Cheez he dikh jaaye yaar-kaam hum nikal lenge;-)


@Uncle Jack,
I did not bribe god, in fact I think I need to do so now...there is not just fun put in my basket, I just manage to pick out the right fruits:-)
I hope that Delhi trip can materialize and we can meet you:-)

What would life be without journeys right?:-)

zephyr said...

Alka told me about your blog and that it is great and I can see why :) Loved the post and could go back (much longer back than you guys would have to :) ) to the times when I used to travel by train as a teenager and then as a young adult. And yes, the breathless expectation was always there. I don't remember any memorable meeting though. :(

zephyr said...

And thanks for visiting my blog and leaving a comment, albeit following the link from Alka's. :) do visit again.

Sorcerer said...

hilarious post..
journeys are at times really interesting..

Miles Of Style said...

hahaha! so true! i'd always want the hottie on the airport lounge to sit next to me on the flight but i'd invariably be stuck next to someone with a noisy kid or someone with an unbearable body odour... :P

Am In Trance said...

Awesome Post... These are the things I always face..
I have been traveling Alone from 10 years or so.. & Now I married Finally..!

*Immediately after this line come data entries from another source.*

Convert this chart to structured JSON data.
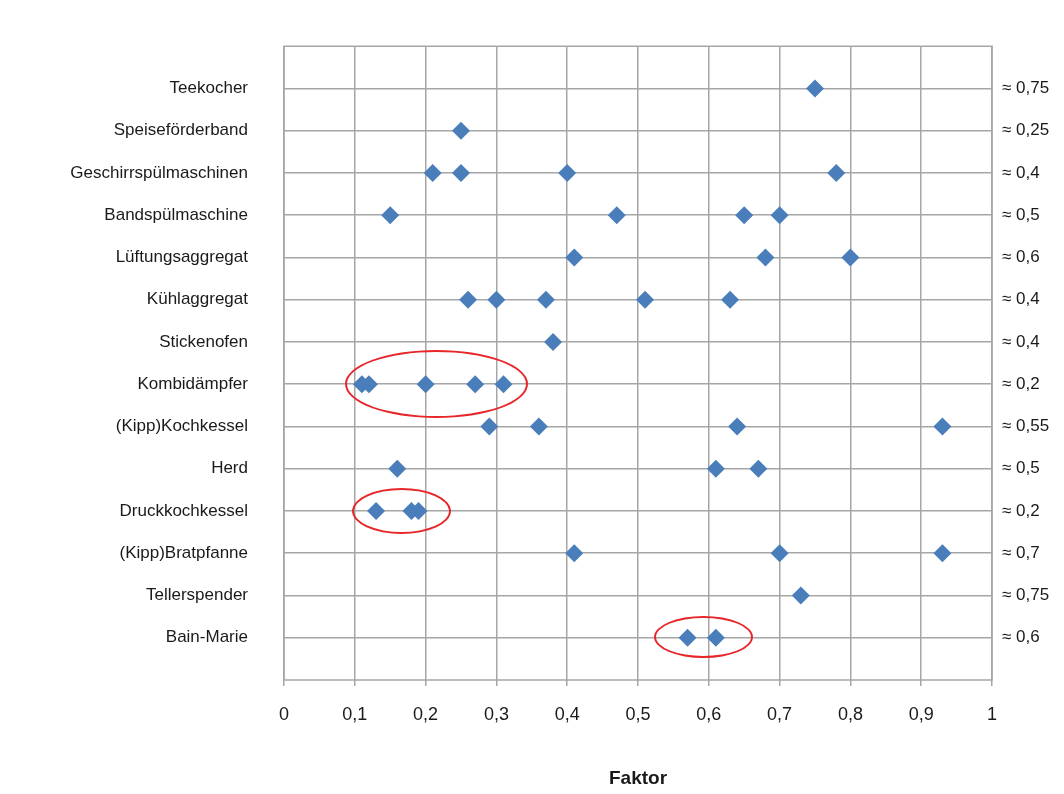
{
  "chart_data": {
    "type": "scatter",
    "orientation": "horizontal",
    "xlabel": "Faktor",
    "categories": [
      "Teekocher",
      "Speiseförderband",
      "Geschirrspülmaschinen",
      "Bandspülmaschine",
      "Lüftungsaggregat",
      "Kühlaggregat",
      "Stickenofen",
      "Kombidämpfer",
      "(Kipp)Kochkessel",
      "Herd",
      "Druckkochkessel",
      "(Kipp)Bratpfanne",
      "Tellerspender",
      "Bain-Marie"
    ],
    "y2_categories": [
      "≈ 0,75",
      "≈ 0,25",
      "≈ 0,4",
      "≈ 0,5",
      "≈ 0,6",
      "≈ 0,4",
      "≈ 0,4",
      "≈ 0,2",
      "≈ 0,55",
      "≈ 0,5",
      "≈ 0,2",
      "≈ 0,7",
      "≈ 0,75",
      "≈ 0,6"
    ],
    "series": [
      {
        "color": "#4a7ebb",
        "values": [
          0.75,
          0.25,
          0.21,
          0.15,
          0.41,
          0.26,
          0.38,
          0.11,
          0.29,
          0.16,
          0.13,
          0.41,
          0.73,
          0.57
        ]
      },
      {
        "color": "#4a7ebb",
        "values": [
          null,
          null,
          0.25,
          0.47,
          0.68,
          0.3,
          null,
          0.12,
          0.36,
          0.61,
          0.18,
          0.7,
          null,
          0.61
        ]
      },
      {
        "color": "#4a7ebb",
        "values": [
          null,
          null,
          0.4,
          0.65,
          0.8,
          0.37,
          null,
          0.2,
          0.64,
          0.67,
          0.19,
          0.93,
          null,
          null
        ]
      },
      {
        "color": "#4a7ebb",
        "values": [
          null,
          null,
          0.78,
          0.7,
          null,
          0.51,
          null,
          0.27,
          0.93,
          null,
          null,
          null,
          null,
          null
        ]
      },
      {
        "color": "#4a7ebb",
        "values": [
          null,
          null,
          null,
          null,
          null,
          0.63,
          null,
          0.31,
          null,
          null,
          null,
          null,
          null,
          null
        ]
      }
    ],
    "xlim": [
      0,
      1
    ],
    "xticks": [
      0,
      {
        "value": 0.1,
        "label": "0,1"
      },
      {
        "value": 0.2,
        "label": "0,2"
      },
      {
        "value": 0.3,
        "label": "0,3"
      },
      {
        "value": 0.4,
        "label": "0,4"
      },
      {
        "value": 0.5,
        "label": "0,5"
      },
      {
        "value": 0.6,
        "label": "0,6"
      },
      {
        "value": 0.7,
        "label": "0,7"
      },
      {
        "value": 0.8,
        "label": "0,8"
      },
      {
        "value": 0.9,
        "label": "0,9"
      },
      1
    ],
    "grid": true,
    "legend": false,
    "marker": "diamond"
  }
}
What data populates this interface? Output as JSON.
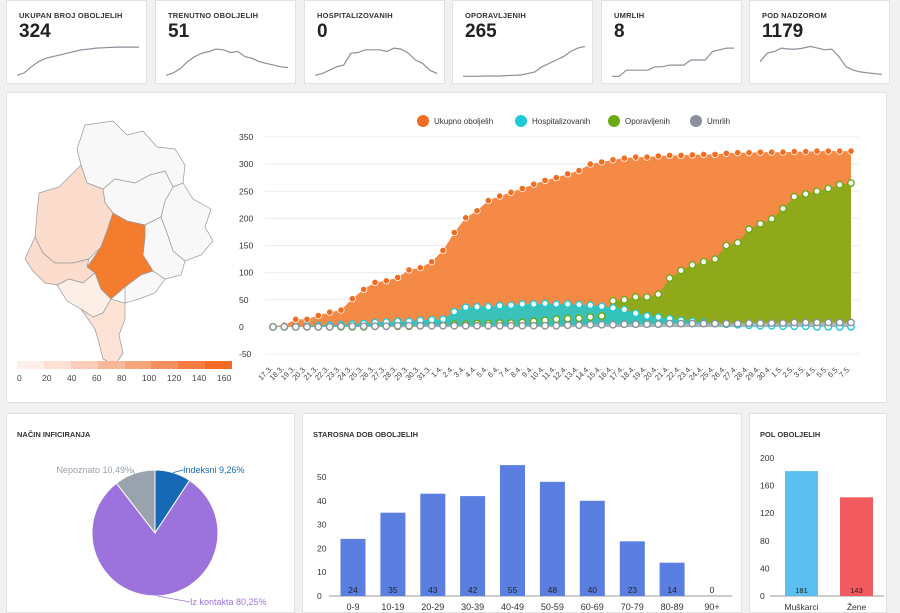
{
  "kpis": [
    {
      "title": "UKUPAN BROJ OBOLJELIH",
      "value": "324",
      "spark": [
        0.05,
        0.12,
        0.3,
        0.45,
        0.55,
        0.6,
        0.65,
        0.7,
        0.75,
        0.8,
        0.82,
        0.85,
        0.86,
        0.87,
        0.88,
        0.88,
        0.88,
        0.88
      ]
    },
    {
      "title": "TRENUTNO OBOLJELIH",
      "value": "51",
      "spark": [
        0.05,
        0.12,
        0.25,
        0.45,
        0.6,
        0.7,
        0.75,
        0.82,
        0.8,
        0.72,
        0.75,
        0.6,
        0.55,
        0.45,
        0.4,
        0.35,
        0.3,
        0.28
      ]
    },
    {
      "title": "HOSPITALIZOVANIH",
      "value": "0",
      "spark": [
        0.05,
        0.1,
        0.2,
        0.3,
        0.35,
        0.7,
        0.72,
        0.8,
        0.8,
        0.8,
        0.75,
        0.85,
        0.82,
        0.7,
        0.5,
        0.4,
        0.2,
        0.1
      ]
    },
    {
      "title": "OPORAVLJENIH",
      "value": "265",
      "spark": [
        0.02,
        0.02,
        0.02,
        0.03,
        0.03,
        0.03,
        0.04,
        0.05,
        0.06,
        0.1,
        0.15,
        0.3,
        0.4,
        0.5,
        0.6,
        0.75,
        0.85,
        0.9
      ]
    },
    {
      "title": "UMRLIH",
      "value": "8",
      "spark": [
        0.02,
        0.02,
        0.2,
        0.2,
        0.2,
        0.2,
        0.3,
        0.3,
        0.35,
        0.35,
        0.35,
        0.5,
        0.5,
        0.5,
        0.75,
        0.8,
        0.85,
        0.85
      ]
    },
    {
      "title": "POD NADZOROM",
      "value": "1179",
      "spark": [
        0.45,
        0.7,
        0.75,
        0.85,
        0.82,
        0.82,
        0.85,
        0.9,
        0.85,
        0.8,
        0.82,
        0.6,
        0.3,
        0.2,
        0.15,
        0.12,
        0.1,
        0.08
      ]
    }
  ],
  "map_legend": {
    "ticks": [
      "0",
      "20",
      "40",
      "60",
      "80",
      "100",
      "120",
      "140",
      "160"
    ],
    "colors": [
      "#fdf0ea",
      "#fbe0d3",
      "#f9cdb7",
      "#f7b89a",
      "#f6a47c",
      "#f5905e",
      "#f47c40",
      "#f36a25"
    ]
  },
  "timeline": {
    "legend": [
      {
        "label": "Ukupno oboljelih",
        "color": "#f26d20"
      },
      {
        "label": "Hospitalizovanih",
        "color": "#1cc9d6"
      },
      {
        "label": "Oporavljenih",
        "color": "#6aaa14"
      },
      {
        "label": "Umrlih",
        "color": "#8b909a"
      }
    ],
    "y_ticks": [
      "350",
      "300",
      "250",
      "200",
      "150",
      "100",
      "50",
      "0",
      "-50"
    ],
    "x_labels": [
      "17.3.",
      "18.3.",
      "19.3.",
      "20.3.",
      "21.3.",
      "22.3.",
      "23.3.",
      "24.3.",
      "25.3.",
      "26.3.",
      "27.3.",
      "28.3.",
      "29.3.",
      "30.3.",
      "31.3.",
      "1.4.",
      "2.4.",
      "3.4.",
      "4.4.",
      "5.4.",
      "6.4.",
      "7.4.",
      "8.4.",
      "9.4.",
      "10.4.",
      "11.4.",
      "12.4.",
      "13.4.",
      "14.4.",
      "15.4.",
      "16.4.",
      "17.4.",
      "18.4.",
      "19.4.",
      "20.4.",
      "21.4.",
      "22.4.",
      "23.4.",
      "24.4.",
      "25.4.",
      "26.4.",
      "27.4.",
      "28.4.",
      "29.4.",
      "30.4.",
      "1.5.",
      "2.5.",
      "3.5.",
      "4.5.",
      "5.5.",
      "6.5.",
      "7.5."
    ]
  },
  "chart_data": [
    {
      "type": "area",
      "title": "",
      "ylim": [
        -50,
        350
      ],
      "categories": [
        "17.3.",
        "18.3.",
        "19.3.",
        "20.3.",
        "21.3.",
        "22.3.",
        "23.3.",
        "24.3.",
        "25.3.",
        "26.3.",
        "27.3.",
        "28.3.",
        "29.3.",
        "30.3.",
        "31.3.",
        "1.4.",
        "2.4.",
        "3.4.",
        "4.4.",
        "5.4.",
        "6.4.",
        "7.4.",
        "8.4.",
        "9.4.",
        "10.4.",
        "11.4.",
        "12.4.",
        "13.4.",
        "14.4.",
        "15.4.",
        "16.4.",
        "17.4.",
        "18.4.",
        "19.4.",
        "20.4.",
        "21.4.",
        "22.4.",
        "23.4.",
        "24.4.",
        "25.4.",
        "26.4.",
        "27.4.",
        "28.4.",
        "29.4.",
        "30.4.",
        "1.5.",
        "2.5.",
        "3.5.",
        "4.5.",
        "5.5.",
        "6.5.",
        "7.5."
      ],
      "series": [
        {
          "name": "Ukupno oboljelih",
          "values": [
            2,
            3,
            14,
            14,
            21,
            27,
            31,
            52,
            69,
            82,
            85,
            91,
            105,
            109,
            120,
            141,
            174,
            201,
            214,
            233,
            241,
            248,
            255,
            263,
            270,
            275,
            282,
            288,
            300,
            304,
            308,
            311,
            313,
            313,
            315,
            316,
            316,
            317,
            318,
            318,
            320,
            321,
            321,
            322,
            322,
            322,
            323,
            323,
            324,
            324,
            324,
            324
          ]
        },
        {
          "name": "Hospitalizovanih",
          "values": [
            0,
            0,
            0,
            1,
            2,
            3,
            4,
            5,
            6,
            8,
            9,
            10,
            10,
            12,
            13,
            14,
            28,
            36,
            37,
            37,
            39,
            40,
            42,
            42,
            43,
            42,
            42,
            41,
            40,
            38,
            35,
            32,
            25,
            20,
            18,
            15,
            12,
            10,
            8,
            6,
            5,
            4,
            3,
            2,
            2,
            1,
            1,
            1,
            0,
            0,
            0,
            0
          ]
        },
        {
          "name": "Oporavljenih",
          "values": [
            0,
            0,
            0,
            0,
            0,
            0,
            0,
            0,
            0,
            1,
            1,
            1,
            1,
            2,
            3,
            4,
            5,
            5,
            6,
            6,
            7,
            7,
            8,
            10,
            12,
            14,
            15,
            16,
            18,
            20,
            48,
            50,
            55,
            55,
            60,
            90,
            104,
            114,
            120,
            125,
            150,
            155,
            180,
            190,
            199,
            218,
            240,
            245,
            250,
            255,
            262,
            265
          ]
        },
        {
          "name": "Umrlih",
          "values": [
            0,
            0,
            0,
            0,
            0,
            0,
            1,
            1,
            1,
            1,
            1,
            2,
            2,
            2,
            2,
            2,
            2,
            2,
            2,
            2,
            2,
            2,
            2,
            2,
            2,
            2,
            3,
            3,
            4,
            4,
            4,
            5,
            5,
            5,
            5,
            6,
            6,
            6,
            6,
            6,
            6,
            6,
            7,
            7,
            7,
            7,
            8,
            8,
            8,
            8,
            8,
            8
          ]
        }
      ]
    },
    {
      "type": "pie",
      "title": "NAČIN INFICIRANJA",
      "slices": [
        {
          "label": "Indeksni 9,26%",
          "value": 9.26,
          "color": "#1768b5"
        },
        {
          "label": "Iz kontakta 80,25%",
          "value": 80.25,
          "color": "#9c72dc"
        },
        {
          "label": "Nepoznato 10,49%",
          "value": 10.49,
          "color": "#9aa3ad"
        }
      ]
    },
    {
      "type": "bar",
      "title": "STAROSNA DOB OBOLJELIH",
      "categories": [
        "0-9",
        "10-19",
        "20-29",
        "30-39",
        "40-49",
        "50-59",
        "60-69",
        "70-79",
        "80-89",
        "90+"
      ],
      "values": [
        24,
        35,
        43,
        42,
        55,
        48,
        40,
        23,
        14,
        0
      ],
      "y_ticks": [
        "50",
        "40",
        "30",
        "20",
        "10",
        "0"
      ],
      "ylim": [
        0,
        58
      ],
      "color": "#5b7fe0"
    },
    {
      "type": "bar",
      "title": "POL OBOLJELIH",
      "categories": [
        "Muškarci",
        "Žene"
      ],
      "values": [
        181,
        143
      ],
      "y_ticks": [
        "200",
        "160",
        "120",
        "80",
        "40",
        "0"
      ],
      "ylim": [
        0,
        200
      ],
      "colors": [
        "#5bc0ef",
        "#f15a5f"
      ]
    }
  ]
}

Ek baar, kuch 3-4 saal pehle, mujhe ek Greek Queen toh nehi but Meerut ki Raani mili thi.. I was in side Lower & She had taken a seat facing me (Lower).. with all her relatives doing taandav Leela all the way...
Hamari nazre mili, Kuch Ishare huye, Murjhaye huye mere dil ki kaliyan khili... Ah.. Kya ehsaas they woh..!
Usse dekhte dekhte pata nehin mein kab so gaya.. Subah aankh khuli toh sab khali..! Bas ek white paper pada tha uske seat pe, uska pata likha tha...!
We are the best Pen-Pals today too..!!

Kabhi kabhi kuch kuch hota hai Suruchi.. Tum nehi samjhogi..!
LOL..!! ;)

This time madame ko mayke bhej kar mein akela hi lauta.. Socha tha AC compartment mein aaraam se so so ke journey beet jayegi.. Lekin 3 bachhon ke jhund ne mere hosh uda diye.. Mere PSP ke saare battery kha gaye, Magazines faad diye, Mere white T shirt ko rangeela kar diya, aur pata nehi kya kya... Side mein baithi aunty boli, "Bachhe Hein beta, Shaitaani toh karenge hi.."

Thousif Raza said...

sweet sweet sweet sa post tha :).... so cute... and i agree with the filmy situations.. they are never true... maybe if we hire someone to imitate those scenes... only then can we have somnething remotelyu close to what they show in films...

i am sorry i have not been reading ur blogs... busy tha... u know lazy ho kar :P... but now that i am in banglore... i have all the free internet i can get :) :D... so muhuhahaha... get ready for crazy comments and posts once in a while...

i have missed reading ur posts and i am glad i am reading them again...hope u be happy and make us smile like this always :)

take care and keep writing..........

suruchi said...

Thank you for the praise and yes Alks is super good for my ego and now also apparently for my blog page:-)We all are in the same boat of Great Expectations:-)

Thank you:-)

Likewise, eh? Aisa hamare saath he kyon hota hain:(

suruchi said...

My god-that is the most awesomest story ever:-)
Aisa mere saath kyon nahi hota...probably I would have to leave that paper na for this:-)
But that was such a big risk on her part...maybe your niceness led to the promptness:-)

And get used to having bachpane waale kids around...a brat is on its way via madam ji:-)
Waise you brought a new hope for me that I must not give up...kabhi kabhi kuch kuch ho sakta hain:-)

suruchi said...

You are such a cute make me feel like I am some big gift to blogosphere:-)
Glad to have you back, as always-if only you did not take so many and so frequent sabbaticals, we’d make one big happy family:-)

Thank you and let’s hope all our luck changes!